The Common Core always seems to be making headlines. But the all-important issue of teacher training in connection with the core too often gets lost. So, it was heartening to see this issue on the cover of the Sunday New York Times magazine.
The magazine article is about professional development for educators teaching the new math. Some excerpts are posted below for our readers. Let us know how they resonate with you.
“The trouble always starts when teachers are told to put innovative ideas into practice without much guidance on how to do it.”
“With the Common Core, teachers are once more being asked to unlearn an old approach and learn an entirely new one, essentially on their own. Training is still weak and infrequent, and principals — who are no more skilled at math than their teachers — remain unprepared to offer support. Textbooks, once again, have received only surface adjustments, despite the shiny Common Core labels that decorate their covers. “To have a vendor say their product is Common Core is close to meaningless,” says Phil Daro, an author of the math standards.”

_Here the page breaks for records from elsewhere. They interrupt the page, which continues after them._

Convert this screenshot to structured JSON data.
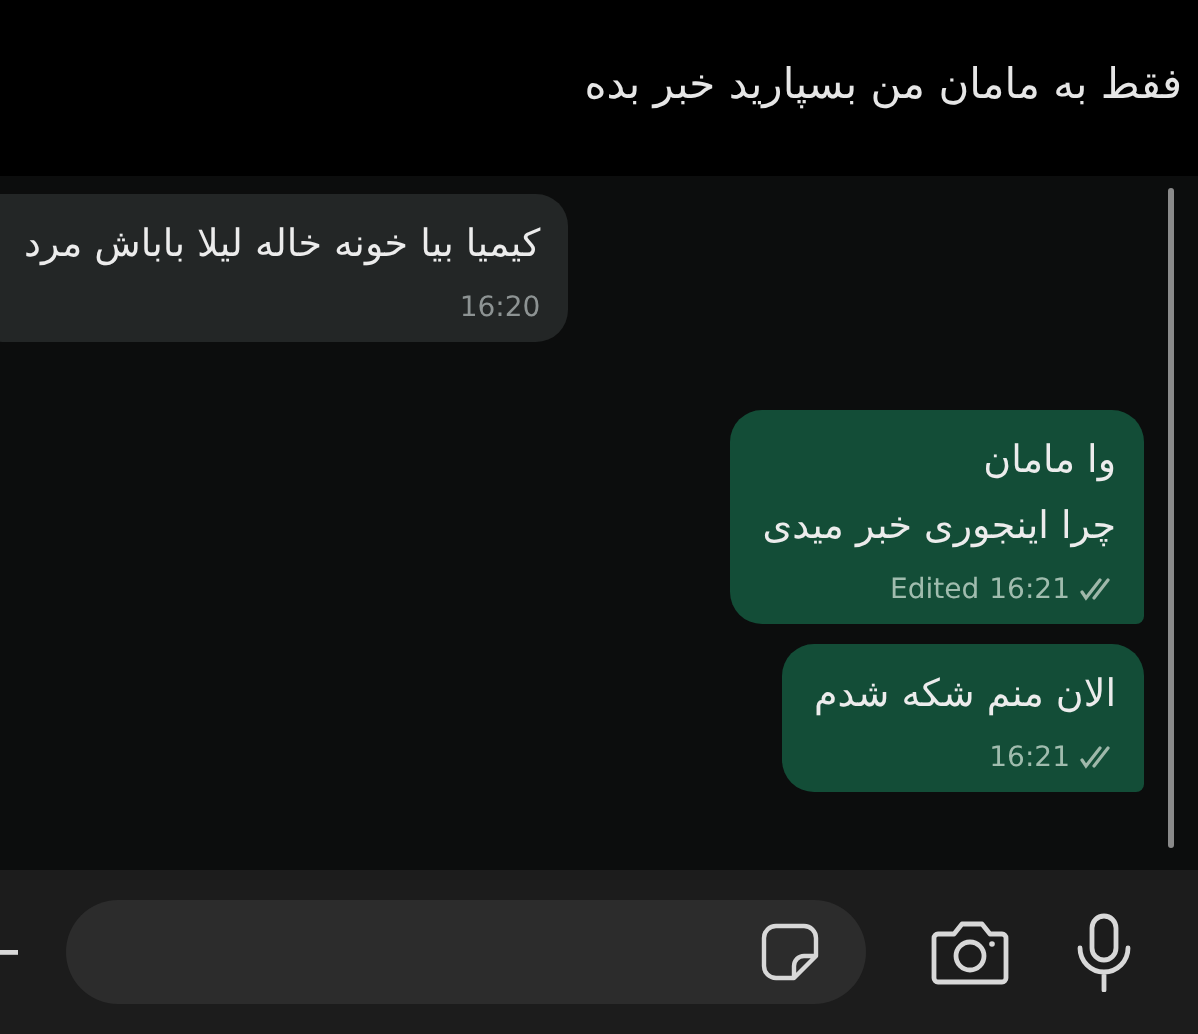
{
  "caption": "فقط به مامان من بسپارید خبر بده",
  "messages": [
    {
      "kind": "incoming",
      "text": "کیمیا بیا خونه خاله لیلا باباش مرد",
      "time": "16:20"
    },
    {
      "kind": "outgoing",
      "text": "وا مامان\nچرا اینجوری خبر میدی",
      "edited": "Edited",
      "time": "16:21",
      "read": false
    },
    {
      "kind": "outgoing",
      "text": "الان منم شکه شدم",
      "time": "16:21",
      "read": false
    }
  ]
}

“Today the frustrating descent from good intentions to tears is playing out once again, as states across the country carry out the latest wave of math reforms: the Common Core. A new set of academic standards developed to replace states’ individually designed learning goals, the Common Core math standards are like earlier math reforms, only further refined and more ambitious.”
“And yet, once again, the reforms have arrived without any good system for helping teachers learn to teach them. Responding to a recent survey by Education Week, teachers said they had typically spent fewer than four days in Common Core training, and that included training for the language-arts standards as well as the math.”